Gigantes da internet como o Facebook, a Amazon ou a Google continuam a ver os seus lucros crescer exponencialmente com a pandemia. Por outro lado, estas empresas cada vez pagam menos impostos. Um estudo da Bloomberg Economics mostra que a média de contribuições das 50 maiores empresas do Mundo (uma lista liderada pelas tecnológicas norte-americanas) caiu de 35,5% em 1990 para 17,4% no ano passado, ou seja, menos 18,1%. O Facebook e a Amazon, por exemplo, pagaram ainda menos em 2020: 12,2% e 11,8%, respetivamente.
Não é, por isso, de admirar que este tenha sido um dos temas mais discutidos pelos ministros das Finanças do G7 no passado fim de semana. Conscientes de que o setor da tecnologia é particularmente favorecido pelo sistema fiscal atual - os seus principais ativos (software, patentes e outros tipos de propriedade intelectual) são relativamente fáceis de adaptar em comparação com ativos físicos - chegaram a um acordo no sábado para avançar com um imposto corporativo mínimo global de 15% e exigir que grandes empresas paguem mais nos países onde fazem negócios, e não apenas onde têm sede.

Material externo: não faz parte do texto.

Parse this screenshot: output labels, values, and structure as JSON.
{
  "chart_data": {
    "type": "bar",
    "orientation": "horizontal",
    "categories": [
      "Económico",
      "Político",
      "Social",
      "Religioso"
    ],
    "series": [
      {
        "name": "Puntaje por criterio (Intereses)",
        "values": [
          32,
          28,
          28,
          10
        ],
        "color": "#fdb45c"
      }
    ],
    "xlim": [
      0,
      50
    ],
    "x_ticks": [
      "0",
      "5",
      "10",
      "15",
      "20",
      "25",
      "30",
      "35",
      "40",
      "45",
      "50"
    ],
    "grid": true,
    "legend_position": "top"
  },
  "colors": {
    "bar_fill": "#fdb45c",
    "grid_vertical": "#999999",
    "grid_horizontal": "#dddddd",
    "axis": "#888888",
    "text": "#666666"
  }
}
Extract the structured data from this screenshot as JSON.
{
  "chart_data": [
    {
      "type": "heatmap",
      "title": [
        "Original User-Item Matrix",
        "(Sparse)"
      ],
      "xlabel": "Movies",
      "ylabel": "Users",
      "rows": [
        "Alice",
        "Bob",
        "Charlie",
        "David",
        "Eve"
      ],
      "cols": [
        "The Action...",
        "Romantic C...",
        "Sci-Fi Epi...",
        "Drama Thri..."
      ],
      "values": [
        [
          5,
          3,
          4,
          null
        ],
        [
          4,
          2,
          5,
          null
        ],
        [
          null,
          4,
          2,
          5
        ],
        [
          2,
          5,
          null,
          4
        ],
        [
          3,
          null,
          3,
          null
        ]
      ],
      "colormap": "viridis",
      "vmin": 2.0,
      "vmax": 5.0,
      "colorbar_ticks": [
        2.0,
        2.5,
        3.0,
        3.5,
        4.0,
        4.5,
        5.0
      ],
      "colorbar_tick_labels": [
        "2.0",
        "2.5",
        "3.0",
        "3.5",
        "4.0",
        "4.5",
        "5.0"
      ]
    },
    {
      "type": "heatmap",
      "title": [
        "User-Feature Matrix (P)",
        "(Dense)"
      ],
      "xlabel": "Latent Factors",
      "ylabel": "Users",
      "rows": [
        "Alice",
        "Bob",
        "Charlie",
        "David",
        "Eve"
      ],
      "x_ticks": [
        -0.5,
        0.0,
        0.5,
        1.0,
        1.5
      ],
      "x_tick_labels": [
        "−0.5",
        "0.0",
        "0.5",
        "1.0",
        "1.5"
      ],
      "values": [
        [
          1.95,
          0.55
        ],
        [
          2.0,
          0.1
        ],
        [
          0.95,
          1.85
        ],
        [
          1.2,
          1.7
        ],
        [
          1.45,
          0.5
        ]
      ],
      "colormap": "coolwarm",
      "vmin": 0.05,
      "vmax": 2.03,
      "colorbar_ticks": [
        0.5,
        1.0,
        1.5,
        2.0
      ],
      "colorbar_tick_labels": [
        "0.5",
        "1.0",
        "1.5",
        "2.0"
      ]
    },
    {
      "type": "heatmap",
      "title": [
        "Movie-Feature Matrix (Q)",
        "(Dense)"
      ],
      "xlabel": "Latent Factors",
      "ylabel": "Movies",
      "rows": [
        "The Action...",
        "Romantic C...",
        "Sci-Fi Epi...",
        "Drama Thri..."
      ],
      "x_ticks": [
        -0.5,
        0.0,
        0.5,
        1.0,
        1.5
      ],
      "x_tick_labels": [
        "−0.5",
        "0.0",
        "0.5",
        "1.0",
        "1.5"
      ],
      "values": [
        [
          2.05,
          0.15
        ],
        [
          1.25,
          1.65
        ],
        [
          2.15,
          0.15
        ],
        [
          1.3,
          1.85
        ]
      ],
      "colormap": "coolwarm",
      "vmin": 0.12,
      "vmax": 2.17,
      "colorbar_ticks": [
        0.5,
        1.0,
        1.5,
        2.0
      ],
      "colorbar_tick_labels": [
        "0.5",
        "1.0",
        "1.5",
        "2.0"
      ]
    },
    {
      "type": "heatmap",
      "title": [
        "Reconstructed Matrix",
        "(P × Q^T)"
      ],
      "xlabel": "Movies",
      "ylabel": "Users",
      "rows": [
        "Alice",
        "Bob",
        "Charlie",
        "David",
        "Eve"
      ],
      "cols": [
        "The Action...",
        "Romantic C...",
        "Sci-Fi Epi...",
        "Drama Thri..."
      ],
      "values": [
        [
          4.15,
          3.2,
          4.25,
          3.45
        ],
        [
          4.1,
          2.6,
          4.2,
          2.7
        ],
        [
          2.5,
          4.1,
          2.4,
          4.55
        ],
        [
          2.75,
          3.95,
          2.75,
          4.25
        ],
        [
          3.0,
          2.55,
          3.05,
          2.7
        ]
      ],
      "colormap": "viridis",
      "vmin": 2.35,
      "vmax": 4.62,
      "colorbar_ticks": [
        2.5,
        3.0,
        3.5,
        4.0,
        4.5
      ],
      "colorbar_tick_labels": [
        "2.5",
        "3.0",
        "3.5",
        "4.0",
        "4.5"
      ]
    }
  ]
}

Ainda assim, alguns dos países que avançaram com as suas próprias medidas de tributação, como é o caso da França, não se mostraram interessados em recuar, até porque estão agora a começar a ter retorno.
Esta decisão surge poucos dias depois do site ProPublica ter revelado que bilionários americanos como Jeff Bezos, fundador da Amazon, e Elon Musk (Tesla), que lideram a lista dos mais ricos do Mundo, chegaram a pagar pouco ou nenhum imposto em alguns anos.